Friday, August 16, 2013

Always Matisse --- Day 2/216

Walk: Cantor Art Museum (Palo Alto), Fillmore Street
Distance: 2 miles

The weather sure is nice in Palo Alto, and the Stanford University campus always impressive in its solidly rich way.  There are several important buildings - probably for important programs - under construction down there.

I went to join some SF Museums docent friends to check out the current exhibitions at the Cantor Art Museum.  There were several exhibitions of drawings.  One question I have when I see drawings is: why so many over time?  Were artists making bread and butter money with multiples or pieces they could complete relatively quickly?  Were they working out technical quandaries? Were they copying masters to learn in this fashion?  Were the drawings illustrations for books, tapestries, precious metal pieces?

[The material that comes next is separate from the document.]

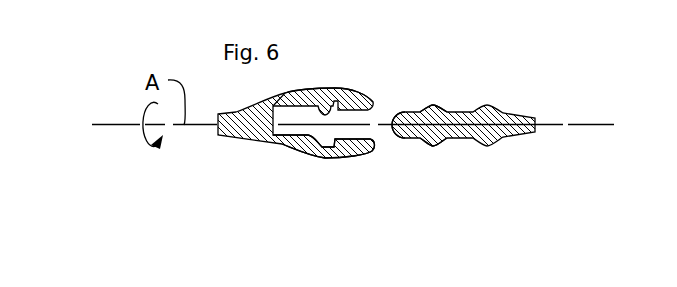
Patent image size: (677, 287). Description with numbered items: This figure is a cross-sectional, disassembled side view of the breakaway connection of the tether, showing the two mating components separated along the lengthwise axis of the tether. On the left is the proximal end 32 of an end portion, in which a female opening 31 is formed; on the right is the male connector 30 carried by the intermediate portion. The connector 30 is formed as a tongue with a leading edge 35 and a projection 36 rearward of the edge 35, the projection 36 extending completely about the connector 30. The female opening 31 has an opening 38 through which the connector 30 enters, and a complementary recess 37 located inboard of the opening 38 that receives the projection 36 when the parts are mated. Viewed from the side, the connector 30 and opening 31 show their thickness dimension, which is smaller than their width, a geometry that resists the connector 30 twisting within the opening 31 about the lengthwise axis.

Turns out the answer is - all of the above and more.

A form of drawing, sort of, Matisse's cut-outs were also on display.  You've probably seen the posters; this exhibition is of all the illustrations in his Jazz book. Where the Jazz cut outs rank in the canon of Matisse's work is debatable.  But, as always, these works celebrate his joyful color sense, quick and electric line, simplified form. They leave the viewer feeling uplifted - or at least this viewer.  Once again on seeing his art, ciwt left feeling Always Matisse.

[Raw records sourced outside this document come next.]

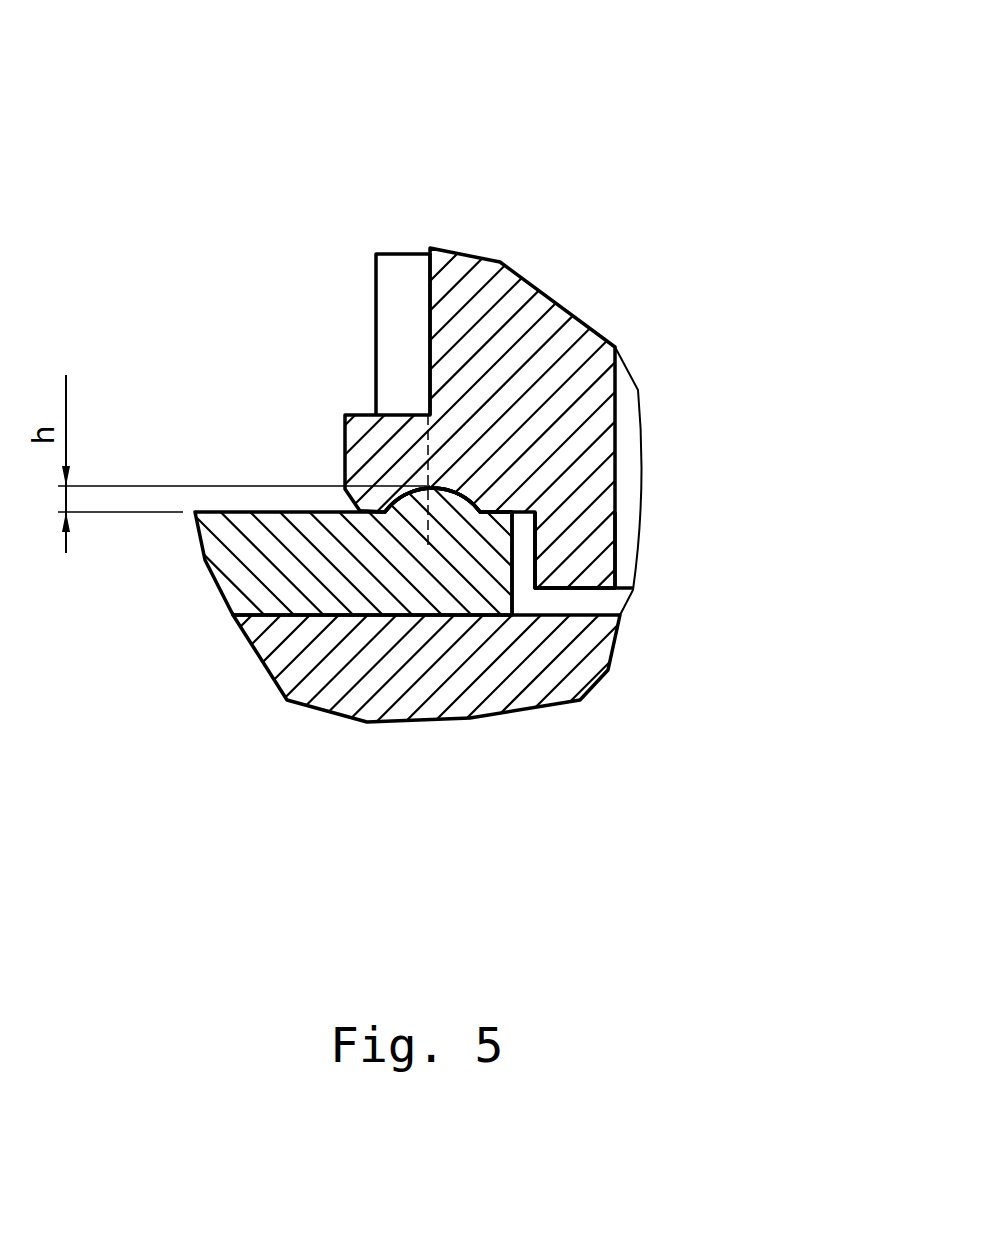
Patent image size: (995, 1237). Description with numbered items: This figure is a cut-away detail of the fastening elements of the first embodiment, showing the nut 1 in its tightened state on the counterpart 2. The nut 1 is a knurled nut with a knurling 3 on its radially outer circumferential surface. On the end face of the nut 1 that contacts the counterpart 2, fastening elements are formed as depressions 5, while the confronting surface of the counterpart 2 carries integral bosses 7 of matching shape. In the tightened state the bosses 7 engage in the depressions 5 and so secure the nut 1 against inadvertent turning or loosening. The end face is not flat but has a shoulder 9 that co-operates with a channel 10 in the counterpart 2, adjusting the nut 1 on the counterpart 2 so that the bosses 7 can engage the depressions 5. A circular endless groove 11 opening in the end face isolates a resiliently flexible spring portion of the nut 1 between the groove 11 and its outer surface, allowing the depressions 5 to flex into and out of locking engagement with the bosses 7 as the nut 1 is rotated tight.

The nut 1 is at (518, 355).
The counterpart 2 is at (268, 560).
The knurling 3 is at (402, 293).
The depression 5 is at (408, 500).
The boss 7 is at (430, 490).
The shoulder 9 is at (583, 532).
The channel 10 is at (568, 603).
The groove 11 is at (635, 481).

In 1943, French artist Henri Matisse was more than 70 years old and bedridden when he began the portfolio thMatisse_Jazzat eventually became Jazz. Limited in his mobility, Matisse cut out forms from colored papers that he arranged as collages. His assistants then prepared the collages—most of which were based on circus or theater themes— for printing in the pochoir screenprint process. This exhibition features all 20 prints from the edition of the portfolio held in the Gunst Collection in Special Collections at the Stanford University Library.